The disposition to detect faces or other images in apparently random data is termed pareidolia, from the Greek words for “instead of” and “shape”. In a recent study published in Cortex, a team of Chinese and Canadian researchers performed functional MRI scans on participants who were instructed to look for either faces or letters in what was actually random visual “noise”. In each case, increased activity was detected in the posterior cortical regions associated with face recognition, and in the right frontal regions associated with higher-level cognitive processes. The authors interpreted these findings as supporting the theory that face processing is strongly influenced by “top-down” beliefs and expectations, so even the vaguest similarity of visual data to a face will trigger activation of the face recognition system. This hard-wired disposition is presumed to have evolved as an advantageous “fast and dirty” way of detecting the presence of other people or animals.
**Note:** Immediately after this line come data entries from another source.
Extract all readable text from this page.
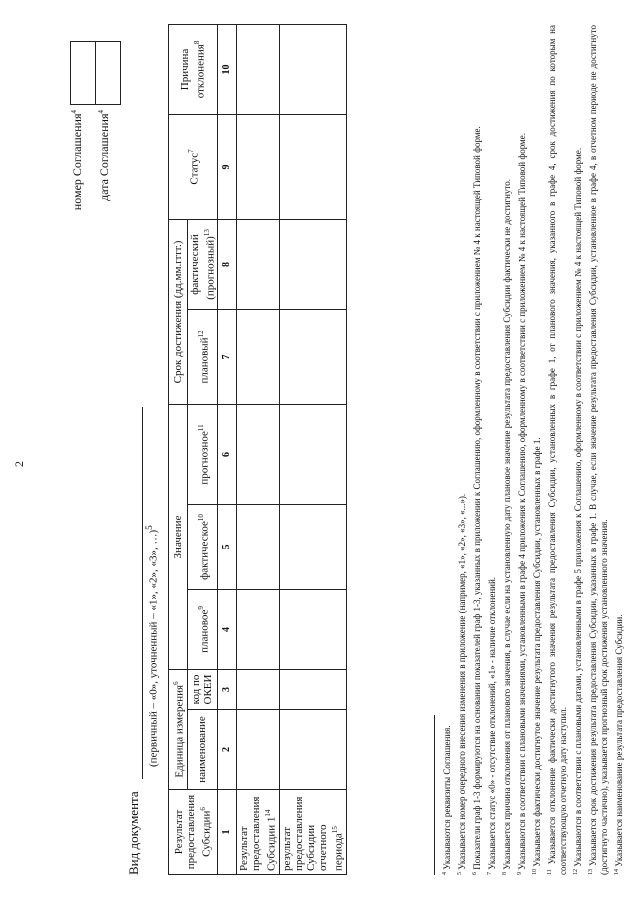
2

номер Соглашения$^4$
дата Соглашения$^4$
Вид документа
(первичный – «0», уточненный – «1», «2», «3», …)$^5$
Результат предоставления Субсидии$^6$	Единица измерения$^6$		Значение			Срок достижения (дд.мм.гггг.)		Статус$^7$	Причина отклонения$^8$
	наименование	код по ОКЕИ	плановое$^9$	фактическое$^{10}$	прогнозное$^{11}$	плановый$^{12}$	фактический (прогнозный)$^{13}$
1	2	3	4	5	6	7	8	9	10
Результат предоставления Субсидии $1^{14}$									
результат предоставления Субсидии отчетного периода$^{15}$									

$^4$ Указываются реквизиты Соглашения.

$^5$ Указывается номер очередного внесения изменения в приложение (например, «1», «2», «3», «...»).

$^6$ Показатели граф 1-3 формируются на основании показателей граф 1-3, указанных в приложении к Соглашению, оформленному в соответствии с приложением № 4 к настоящей Типовой форме.

$^7$ Указывается статус «0» - отсутствие отклонений, «1» - наличие отклонений.

$^8$ Указывается причина отклонения от планового значения, в случае если на установленную дату плановое значение результата предоставления Субсидии фактически не достигнуто.

$^9$ Указываются в соответствии с плановыми значениями, установленными в графе 4 приложения к Соглашению, оформленному в соответствии с приложением № 4 к настоящей Типовой форме.

$^{10}$ Указывается фактически достигнутое значение результата предоставления Субсидии, установленных в графе 1.

$^{11}$ Указывается отклонение фактически достигнутого значения результата предоставления Субсидии, установленных в графе 1, от планового значения, указанного в графе 4, срок достижения по которым на соответствующую отчетную дату наступил. $^{12}$ Указываются в соответствии с плановыми датами, установленными в графе 5 приложения к Соглашению, оформленному в соответствии с приложением № 4 к настоящей Типовой форме.

$^{13}$ Указывается срок достижения результата предоставления Субсидии, указанных в графе 1. В случае, если значение результата предоставления Субсидии, установленное в графе 4, в отчетном периоде не достигнуто (достигнуто частично), указывается прогнозный срок достижения установленного значения. $^{14}$ Указывается наименование результата предоставления Субсидии.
Popular interest in the phenomena of faces in food has been assisted through the marketing of novelty toasters, with one company marketing the product with the line: “As Jesus transcended Judaism, Jesus toaster’s appeal transcends Christian marketing by also bringing Atheists, Agnostics, Dirt Worshipers and more the joy of our Host on toast.” The human disposition to expect to observe meaningful objects has also been tapped by a number of so-called “projective tests” employed by less scientifically-oriented therapists. One example of this is the Rorschach inkblot test, which was designed to infer the thoughts of respondents from their responses to ambiguous visual stimuli in what could be labelled “directed pareidolia”.
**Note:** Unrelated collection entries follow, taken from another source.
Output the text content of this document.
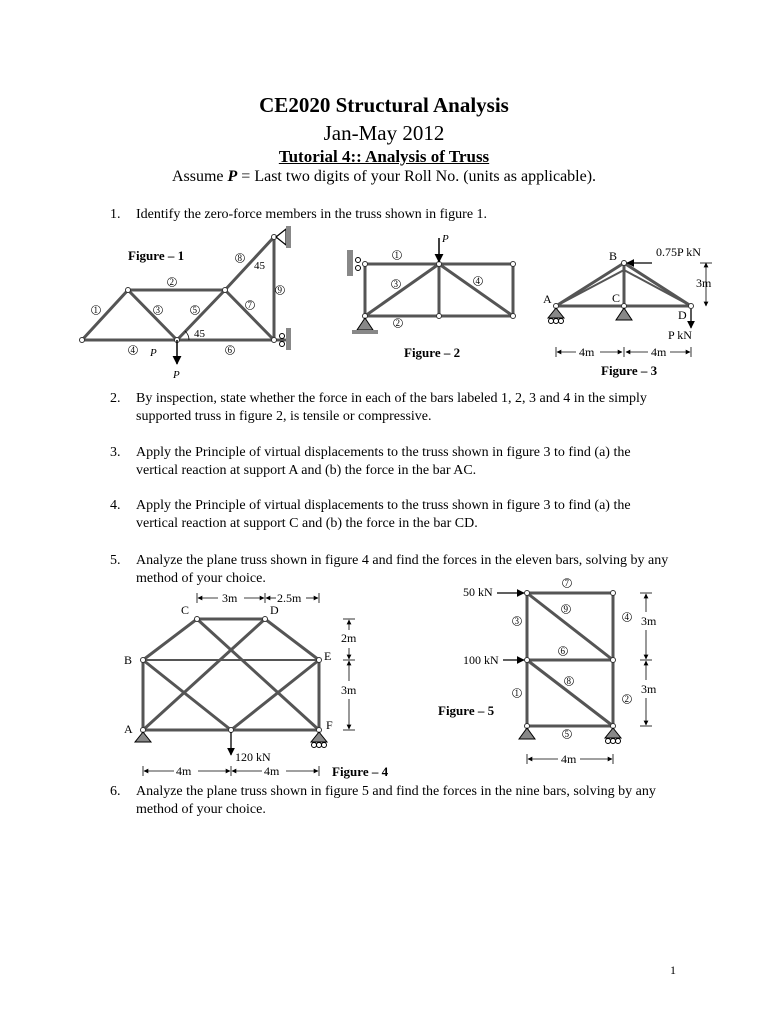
CE2020 Structural Analysis
Jan-May 2012
Tutorial 4:: Analysis of Truss
Assume P = Last two digits of your Roll No. (units as applicable).
1.	Identify the zero-force members in the truss shown in figure 1.
2.	By inspection, state whether the force in each of the bars labeled 1, 2, 3 and 4 in the simply supported truss in figure 2, is tensile or compressive.
3.	Apply the Principle of virtual displacements to the truss shown in figure 3 to find (a) the vertical reaction at support A and (b) the force in the bar AC.
4.	Apply the Principle of virtual displacements to the truss shown in figure 3 to find (a) the vertical reaction at support C and (b) the force in the bar CD.
5.	Analyze the plane truss shown in figure 4 and find the forces in the eleven bars, solving by any method of your choice.
6.	Analyze the plane truss shown in figure 5 and find the forces in the nine bars, solving by any method of your choice.
P
P
45
45
1
2
3
4
5
6
7
8
9
Figure – 1
P
1
2
3	4
Figure – 2
B
A	C
D
0.75P kN
P kN
3m
4m	4m
Figure – 3
C	D
B	E
A	F
120 kN
3m	2.5m
2m
3m
4m	4m	Figure – 4
50 kN
100 kN
1
2
3	4
5
6
7
8
9
3m
3m
4m
Figure – 5
1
Of course, pareidolia is not limited to spotting images of the divine in the mundane, with non-religious images also reportedly observed in foods, landscapes and manmade objects, from faces on the surface of the Moon to images of Hitler in buildings.

Nor is the phenomenon limited to the visual system. Some people have perceived messages when recorded music is played in reverse, with the best-known historical example being the claim that Paul McCartney’s death was announced in a hidden message on the Beatles’ White Album. This interest in hidden messages in songs was subsequently encouraged by numerous artists who deliberately used backmasking to entertain their listeners and/or to appease their personal dark lord. It has also been rumoured that playing Justin Bieber’s songs in reverse reveals actual musical ability.

Others find messages in random noise, which they attribute to supernatural causes. The electronic voice phenomenon movement claims that random sounds detected in audio recordings are communications from deceased persons or from extraterrestrials – or possibly from deceased extraterrestrials.

A/Prof Tim Hannan is Head of the School of Psychology at Charles Sturt University, and the Past President of the Australian Psychological Society.